Isso porque, como se afirmou noutra passagem, negamos que a discricionariedade se confunda com qualquer margem de liberdade do administrador – havendo, apenas, em algumas situações, uma insuficiência instrumental. Ademais, se o cidadão é o titular do interesse público gerido pelo administrador, não lhe podem ser impostas restrições à fiscalização da atuação administrativa.

No entanto, na hipótese de atuação vinculada, a despeito de não se afastar a obrigatoriedade da motivação, entendemos, em harmonia ao quanto sustentado por Celso Antônio Bandeira de Mello [31], ser possível a revelação da fundamentação a posteriori. Afirma o citado autor:

[...] em se tratando de atos vinculados [...] se o ato não houver sido motivado, mas for possível demonstrar ulteriormente, de maneira indisputavelmente objetiva e para além de qualquer dúvida ou entredúvida, que o motivo exigente do ato preexistia, dever-se-á considerar sanado o vício do ato.

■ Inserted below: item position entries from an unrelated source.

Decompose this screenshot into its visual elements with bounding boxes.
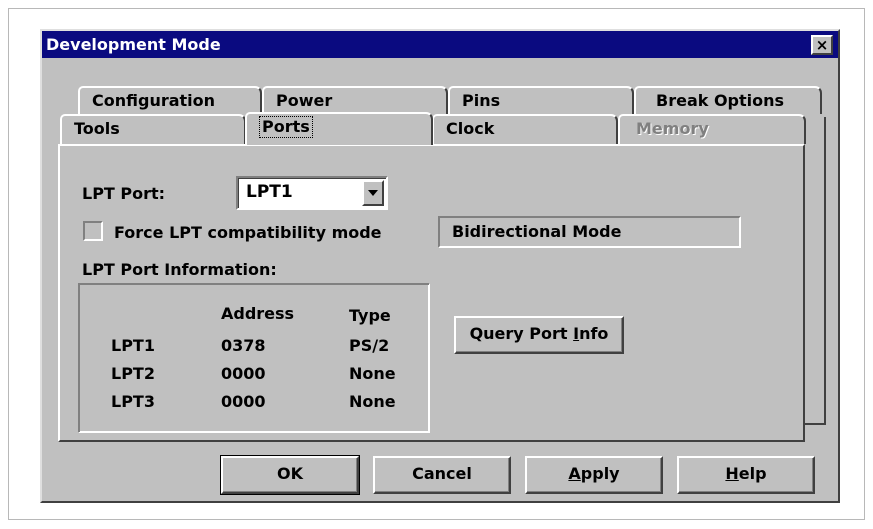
button-label: OK <box>277 464 303 483</box>
close-button[interactable]: × <box>811 35 833 55</box>
tab-label: Break Options <box>656 91 785 110</box>
port-name: LPT1 <box>111 336 155 355</box>
chevron-down-icon[interactable] <box>362 180 384 206</box>
button-mnemonic: H <box>725 464 739 483</box>
tab-clock[interactable]: Clock <box>432 114 618 144</box>
ports-tab-page: LPT Port: LPT1 Force LPT compatibility m… <box>58 144 805 442</box>
development-mode-dialog: Development Mode × Configuration Power P… <box>40 29 840 503</box>
column-header-type: Type <box>349 306 391 325</box>
tab-tools[interactable]: Tools <box>60 114 246 144</box>
window-title: Development Mode <box>46 35 221 54</box>
close-icon: × <box>815 36 829 54</box>
lpt-port-label: LPT Port: <box>82 184 166 203</box>
tab-pins[interactable]: Pins <box>448 86 634 114</box>
port-type: PS/2 <box>349 336 390 355</box>
query-port-info-button[interactable]: Query Port Info <box>454 316 624 354</box>
mode-text: Bidirectional Mode <box>452 222 622 241</box>
button-mnemonic: A <box>568 464 581 483</box>
tab-configuration[interactable]: Configuration <box>78 86 262 114</box>
mode-display: Bidirectional Mode <box>438 216 741 248</box>
ok-button[interactable]: OK <box>220 455 360 495</box>
lpt-info-group-label: LPT Port Information: <box>82 260 277 279</box>
button-label: Cancel <box>412 464 472 483</box>
force-compatibility-label[interactable]: Force LPT compatibility mode <box>114 223 382 242</box>
column-header-address: Address <box>221 304 295 323</box>
lpt-port-select[interactable]: LPT1 <box>236 176 388 210</box>
force-compatibility-checkbox[interactable] <box>83 221 103 241</box>
port-type: None <box>349 364 396 383</box>
cancel-button[interactable]: Cancel <box>373 456 511 494</box>
apply-button[interactable]: Apply <box>525 456 663 494</box>
tab-label: Power <box>276 91 333 110</box>
button-label-rest: elp <box>738 464 767 483</box>
lpt-info-group: Address Type LPT1 0378 PS/2 LPT2 0000 No… <box>78 283 430 433</box>
port-address: 0000 <box>221 364 266 383</box>
port-address: 0000 <box>221 392 266 411</box>
tab-label: Tools <box>74 119 120 138</box>
button-label-rest: nfo <box>579 324 609 343</box>
port-name: LPT2 <box>111 364 155 383</box>
port-name: LPT3 <box>111 392 155 411</box>
tab-memory: Memory <box>618 114 806 144</box>
port-type: None <box>349 392 396 411</box>
tab-break-options[interactable]: Break Options <box>634 86 822 114</box>
button-label: Query Port <box>469 324 574 343</box>
tab-label: Pins <box>462 91 501 110</box>
tab-label: Memory <box>636 119 709 138</box>
title-bar: Development Mode × <box>42 31 838 58</box>
lpt-port-value: LPT1 <box>246 182 293 202</box>
tab-label: Clock <box>446 119 495 138</box>
tab-label: Ports <box>259 116 313 138</box>
tab-ports[interactable]: Ports <box>245 112 433 145</box>
help-button[interactable]: Help <box>677 456 815 494</box>
button-label-rest: pply <box>580 464 620 483</box>
tab-power[interactable]: Power <box>262 86 448 114</box>
port-address: 0378 <box>221 336 266 355</box>
tab-label: Configuration <box>92 91 216 110</box>
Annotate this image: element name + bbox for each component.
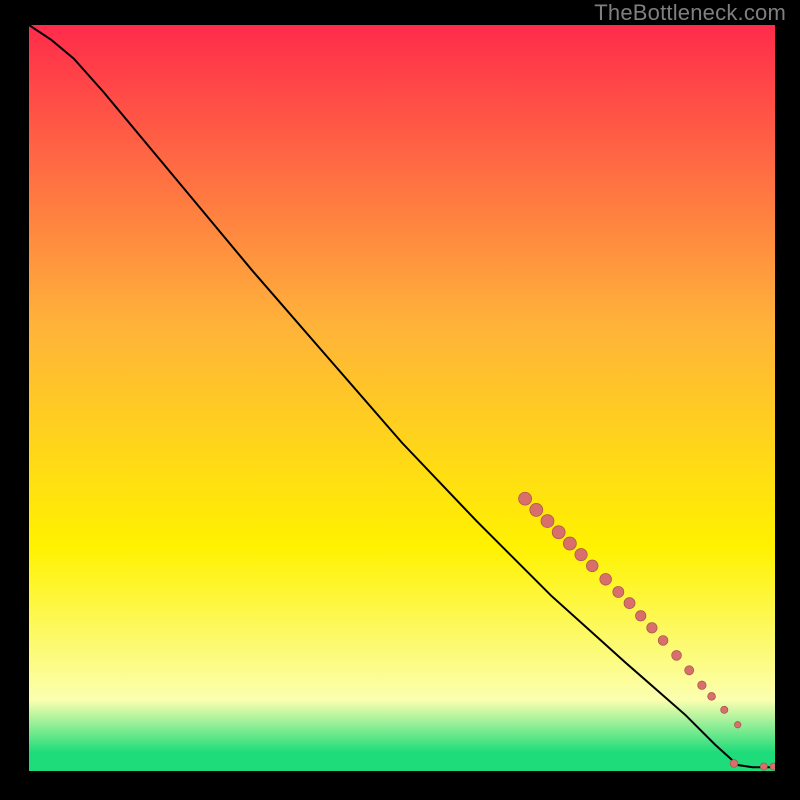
chart-point xyxy=(708,693,716,701)
chart-point xyxy=(658,636,668,646)
chart-point xyxy=(552,526,565,539)
chart-point xyxy=(541,515,554,528)
chart-point xyxy=(530,503,543,516)
watermark-text: TheBottleneck.com xyxy=(594,0,786,26)
chart-point xyxy=(600,573,612,585)
chart-svg xyxy=(29,25,775,771)
chart-point xyxy=(721,706,728,713)
chart-point xyxy=(575,548,587,560)
chart-point xyxy=(698,681,706,689)
chart-point xyxy=(519,492,532,505)
chart-point xyxy=(685,666,694,675)
chart-point xyxy=(613,586,624,597)
chart-point xyxy=(770,763,775,770)
chart-point xyxy=(734,722,741,729)
chart-point xyxy=(624,598,635,609)
chart-canvas xyxy=(29,25,775,771)
chart-point xyxy=(760,763,767,770)
chart-point xyxy=(672,650,682,660)
chart-point xyxy=(730,760,738,768)
chart-point xyxy=(563,537,576,550)
chart-point xyxy=(647,623,657,633)
chart-point xyxy=(586,560,598,572)
chart-point xyxy=(636,611,646,621)
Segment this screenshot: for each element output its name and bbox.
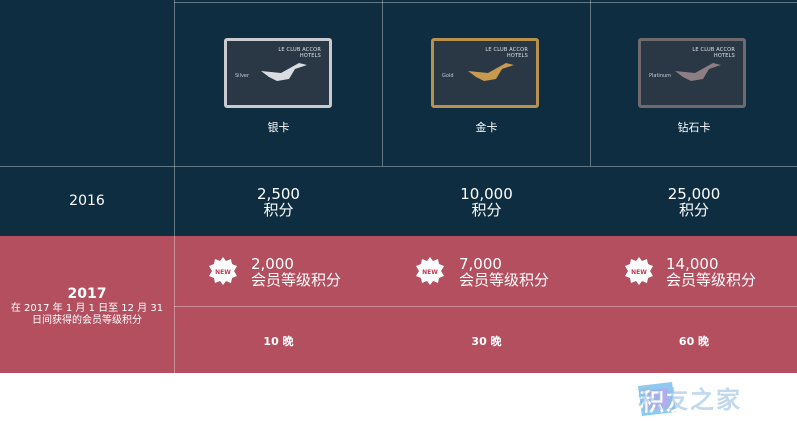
new-badge-icon: NEW [625,257,653,285]
silver-card-image: LE CLUB ACCOR HOTELS Silver [224,38,332,108]
tier-column-gold: LE CLUB ACCOR HOTELS Gold 金卡 [383,0,590,166]
points-amount: 2,500 [257,185,300,203]
points-amount: 2,000 [251,255,294,273]
membership-tier-table: LE CLUB ACCOR HOTELS Silver 银卡 LE CLUB AC… [0,0,797,373]
points-unit: 会员等级积分 [459,271,550,289]
nights-silver: 10 晚 [263,335,294,348]
card-tier-name: Silver [235,73,250,79]
card-tier-name: Gold [442,73,454,79]
new-badge-icon: NEW [416,257,444,285]
divider [0,166,797,167]
points-unit: 会员等级积分 [666,271,757,289]
nights-platinum: 60 晚 [678,335,710,348]
year-2017-label: 2017 [67,286,107,302]
tier-column-silver: LE CLUB ACCOR HOTELS Silver 银卡 [175,0,382,166]
points-unit: 会员等级积分 [251,271,342,289]
svg-text:NEW: NEW [631,269,647,276]
year-2016-label: 2016 [69,193,105,209]
points-2016-gold: 10,000 积分 [383,186,590,218]
points-amount: 25,000 [667,185,721,203]
bird-logo-icon [675,63,721,81]
points-amount: 14,000 [666,255,719,273]
tier-label: 钻石卡 [677,121,711,134]
tier-label: 金卡 [475,121,498,134]
points-amount: 10,000 [460,185,513,203]
card-tier-name: Platinum [649,73,672,79]
year-2017-note: 在 2017 年 1 月 1 日至 12 月 31 日间获得的会员等级积分 [0,303,174,327]
tier-column-platinum: LE CLUB ACCOR HOTELS Platinum 钻石卡 [591,0,797,166]
points-unit: 积分 [263,201,294,219]
points-unit: 积分 [678,201,709,219]
note-line: 日间获得的会员等级积分 [32,315,142,326]
watermark-text-shadow: 积友之家 [638,386,742,414]
divider [174,306,797,307]
points-2016-silver: 2,500 积分 [175,186,382,218]
points-2016-platinum: 25,000 积分 [591,186,797,218]
gold-card-image: LE CLUB ACCOR HOTELS Gold [431,38,539,108]
points-amount: 7,000 [459,255,502,273]
note-line: 在 2017 年 1 月 1 日至 12 月 31 [10,303,164,314]
svg-text:NEW: NEW [422,269,438,276]
svg-text:NEW: NEW [215,269,231,276]
watermark-logo: 积友之家 积友之家 [634,378,794,418]
platinum-card-image: LE CLUB ACCOR HOTELS Platinum [638,38,746,108]
points-unit: 积分 [471,201,502,219]
tier-label: 银卡 [267,121,290,134]
nights-gold: 30 晚 [471,335,502,348]
new-badge-icon: NEW [209,257,237,285]
bird-logo-icon [261,63,307,81]
bird-logo-icon [468,63,514,81]
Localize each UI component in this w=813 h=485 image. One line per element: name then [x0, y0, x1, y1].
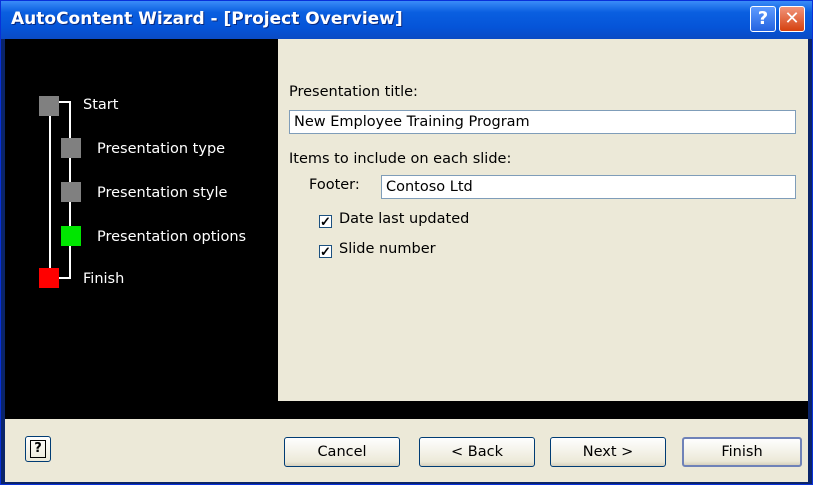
title-bar: AutoContent Wizard - [Project Overview] … — [1, 1, 812, 39]
window-title: AutoContent Wizard - [Project Overview] — [11, 9, 403, 29]
step-marker-finish — [39, 268, 59, 288]
items-label: Items to include on each slide: — [289, 151, 512, 167]
presentation-title-input[interactable] — [289, 110, 796, 134]
step-panel: Start Presentation type Presentation sty… — [5, 39, 278, 419]
step-label-start: Start — [83, 97, 119, 113]
wizard-window: AutoContent Wizard - [Project Overview] … — [0, 0, 813, 485]
help-button[interactable]: ? — [25, 436, 51, 462]
presentation-title-label: Presentation title: — [289, 84, 418, 100]
title-help-button[interactable]: ? — [750, 6, 776, 32]
slide-number-label: Slide number — [339, 241, 436, 257]
bottom-separator — [5, 401, 808, 419]
back-button[interactable]: < Back — [419, 437, 535, 467]
slide-number-checkbox[interactable]: ✓ — [319, 245, 332, 258]
date-last-updated-label: Date last updated — [339, 211, 470, 227]
step-label-options: Presentation options — [97, 229, 247, 245]
cancel-button[interactable]: Cancel — [284, 437, 400, 467]
next-button[interactable]: Next > — [550, 437, 666, 467]
footer-label: Footer: — [309, 177, 360, 193]
step-label-style: Presentation style — [97, 185, 228, 201]
step-marker-options — [61, 226, 81, 246]
connector-main — [49, 101, 51, 279]
step-label-type: Presentation type — [97, 141, 226, 157]
step-marker-type — [61, 138, 81, 158]
dialog-body: Start Presentation type Presentation sty… — [5, 39, 808, 482]
date-last-updated-checkbox[interactable]: ✓ — [319, 215, 332, 228]
footer-input[interactable] — [381, 175, 796, 199]
title-close-button[interactable]: ✕ — [779, 6, 805, 32]
step-marker-style — [61, 182, 81, 202]
step-marker-start — [39, 96, 59, 116]
help-icon: ? — [30, 440, 46, 458]
options-panel: Presentation title: Items to include on … — [278, 39, 808, 401]
finish-button[interactable]: Finish — [682, 437, 802, 467]
step-label-finish: Finish — [83, 271, 125, 287]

Entendemos, todavia, que, ainda quando se cuide de hipótese de atuação vinculada, há determinadas situações em que, em decorrência da natureza do ato, resta inafastável a prévia consignação da motivação, exempli gratia, nas hipóteses da atuação administrativa resultar em limitação à esfera jurídica dos administrados, recusa a suas pretensões, aplicação de sanções decorrentes de procedimentos administrativos disciplinares, dentre outros. [32]

No que se refere ao princípio da eficiência, por sua vez, entendemo-no realizado sempre que, traçada uma meta, tenham sido empregados os meios adequados a seu alcance com sucesso.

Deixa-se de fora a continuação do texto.